Help! Need Help With Icing Color!

Decorating By tugboat Updated 27 Oct 2009 , 3:08pm by jenncowin

tugboat Posted 25 Oct 2009 , 1:28pm
post #1 of 7

I am trying to make a blue color not too dark but I used Wilton's Sky Blue color and I guess I put too much in it because it made a dark teal color...how to I lighten it up to a regular blue color?

6 replies
CakeMommyTX Posted 25 Oct 2009 , 1:42pm
post #2 of 7

You'll just have to add more white icing.
But instead of adding white to the blue start a new bowl of white and add a little of the blue icing at a time until you get the right color.
You can freeze any leftover of the other blue color until you need it.

tracey1970 Posted 26 Oct 2009 , 1:26am
post #3 of 7

I haven't tried this ... but would Wilton White-White color work to tone down the blue?

prterrell Posted 26 Oct 2009 , 3:01am
post #4 of 7

It would, but would also make the icing too thin. Better to do CakeMommy's method.

CakeMommyTX Posted 27 Oct 2009 , 2:49pm
post #5 of 7

I used to use the Wilton White every now and then but it leaked once in my color drawer and I don't know what that stuff is made of because it was impossible to clean up.
It was like a greasy glue that just would'nt come up, there is still a residue left on the bottom of my drawer.
Ever since then I don't use it, if I can't even clean it up with 409 then I don't want to eat it!

KHalstead Posted 27 Oct 2009 , 2:57pm
post #6 of 7

I've noticed that when I lighten colored icing with the white white stuff it makes the icing fade later on........like hours after the cake is decorated.

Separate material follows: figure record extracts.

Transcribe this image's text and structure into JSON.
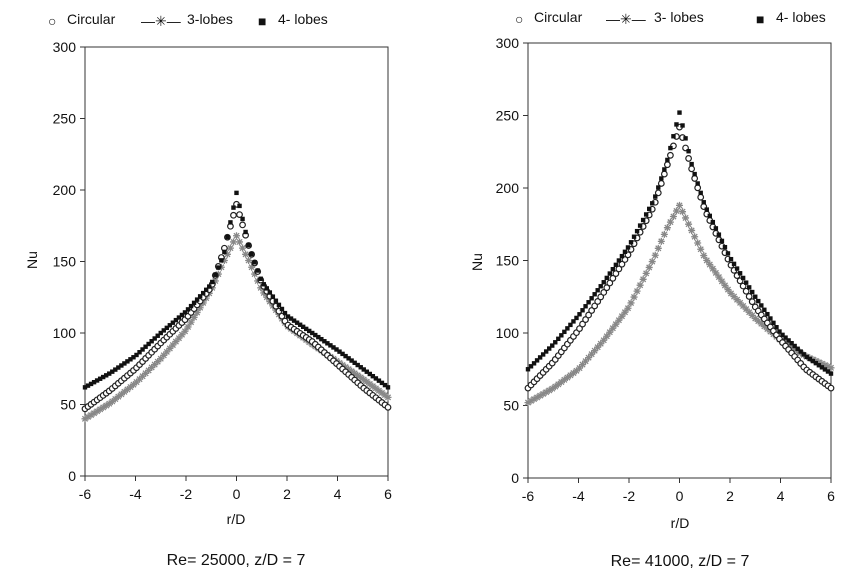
{
  "chart_data": [
    {
      "type": "scatter",
      "caption": "Re= 25000, z/D = 7",
      "xlabel": "r/D",
      "ylabel": "Nu",
      "xlim": [
        -6,
        6
      ],
      "ylim": [
        0,
        300
      ],
      "xticks": [
        "-6",
        "-4",
        "-2",
        "0",
        "2",
        "4",
        "6"
      ],
      "yticks": [
        "0",
        "50",
        "100",
        "150",
        "200",
        "250",
        "300"
      ],
      "legend": {
        "position": "top",
        "entries": [
          "Circular",
          "3-lobes",
          "4- lobes"
        ]
      },
      "grid": false,
      "series": [
        {
          "name": "Circular",
          "marker": "open-circle",
          "color": "#222222",
          "x": [
            -6,
            -5,
            -4,
            -3,
            -2,
            -1,
            -0.5,
            0,
            0.5,
            1,
            2,
            3,
            4,
            5,
            6
          ],
          "y": [
            47,
            60,
            75,
            93,
            110,
            132,
            158,
            190,
            160,
            135,
            106,
            94,
            78,
            62,
            48
          ]
        },
        {
          "name": "3-lobes",
          "marker": "asterisk",
          "color": "#888888",
          "x": [
            -6,
            -5,
            -4,
            -3,
            -2,
            -1,
            -0.5,
            0,
            0.5,
            1,
            2,
            3,
            4,
            5,
            6
          ],
          "y": [
            40,
            51,
            65,
            82,
            102,
            130,
            150,
            168,
            150,
            130,
            105,
            92,
            80,
            68,
            55
          ]
        },
        {
          "name": "4- lobes",
          "marker": "filled-square",
          "color": "#111111",
          "x": [
            -6,
            -5,
            -4,
            -3,
            -2,
            -1,
            -0.5,
            0,
            0.5,
            1,
            2,
            3,
            4,
            5,
            6
          ],
          "y": [
            62,
            72,
            84,
            100,
            115,
            134,
            155,
            198,
            160,
            136,
            112,
            100,
            88,
            75,
            62
          ]
        }
      ]
    },
    {
      "type": "scatter",
      "caption": "Re= 41000, z/D = 7",
      "xlabel": "r/D",
      "ylabel": "Nu",
      "xlim": [
        -6,
        6
      ],
      "ylim": [
        0,
        300
      ],
      "xticks": [
        "-6",
        "-4",
        "-2",
        "0",
        "2",
        "4",
        "6"
      ],
      "yticks": [
        "0",
        "50",
        "100",
        "150",
        "200",
        "250",
        "300"
      ],
      "legend": {
        "position": "top",
        "entries": [
          "Circular",
          "3- lobes",
          "4- lobes"
        ]
      },
      "grid": false,
      "series": [
        {
          "name": "Circular",
          "marker": "open-circle",
          "color": "#222222",
          "x": [
            -6,
            -5,
            -4,
            -3,
            -2,
            -1,
            -0.5,
            0,
            0.5,
            1,
            2,
            3,
            4,
            5,
            6
          ],
          "y": [
            62,
            80,
            102,
            128,
            155,
            188,
            215,
            242,
            212,
            185,
            148,
            118,
            95,
            75,
            62
          ]
        },
        {
          "name": "3- lobes",
          "marker": "asterisk",
          "color": "#888888",
          "x": [
            -6,
            -5,
            -4,
            -3,
            -2,
            -1,
            -0.5,
            0,
            0.5,
            1,
            2,
            3,
            4,
            5,
            6
          ],
          "y": [
            52,
            62,
            75,
            95,
            118,
            152,
            172,
            188,
            170,
            152,
            128,
            110,
            95,
            84,
            76
          ]
        },
        {
          "name": "4- lobes",
          "marker": "filled-square",
          "color": "#111111",
          "x": [
            -6,
            -5,
            -4,
            -3,
            -2,
            -1,
            -0.5,
            0,
            0.5,
            1,
            2,
            3,
            4,
            5,
            6
          ],
          "y": [
            75,
            92,
            112,
            135,
            160,
            192,
            218,
            252,
            215,
            188,
            152,
            125,
            100,
            84,
            72
          ]
        }
      ]
    }
  ]
}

IF it's in any type of light whatsoever it will fade and NOT evenly either. do what CakeMommy suggested and get a fresh bowl of white icing and add small amounts of your already tinted blue icing to it, and remember after about 10min. the icing will darken a shade or so as well. So better off making it a shade lighter than you want the end result, but then again I'm sure you knew that (your cake in your avatar is beautiful by the way)

jenncowin Posted 27 Oct 2009 , 3:08pm
post #7 of 7

The White-White is great to make white icing a stark white, but it also aids in preventing a color from going darker or brighter than you want. It sort of stops the "curing" process. It also helps keep the darker colors from bleeding onto the lighter ones. I'm not a fan of the Wilton White-White, but do like the ChefMaster or Americolor.

I do agree with CakeMommy, start with a new bowl of white and add what you have mixed up already a bit at a time until you get the color desired.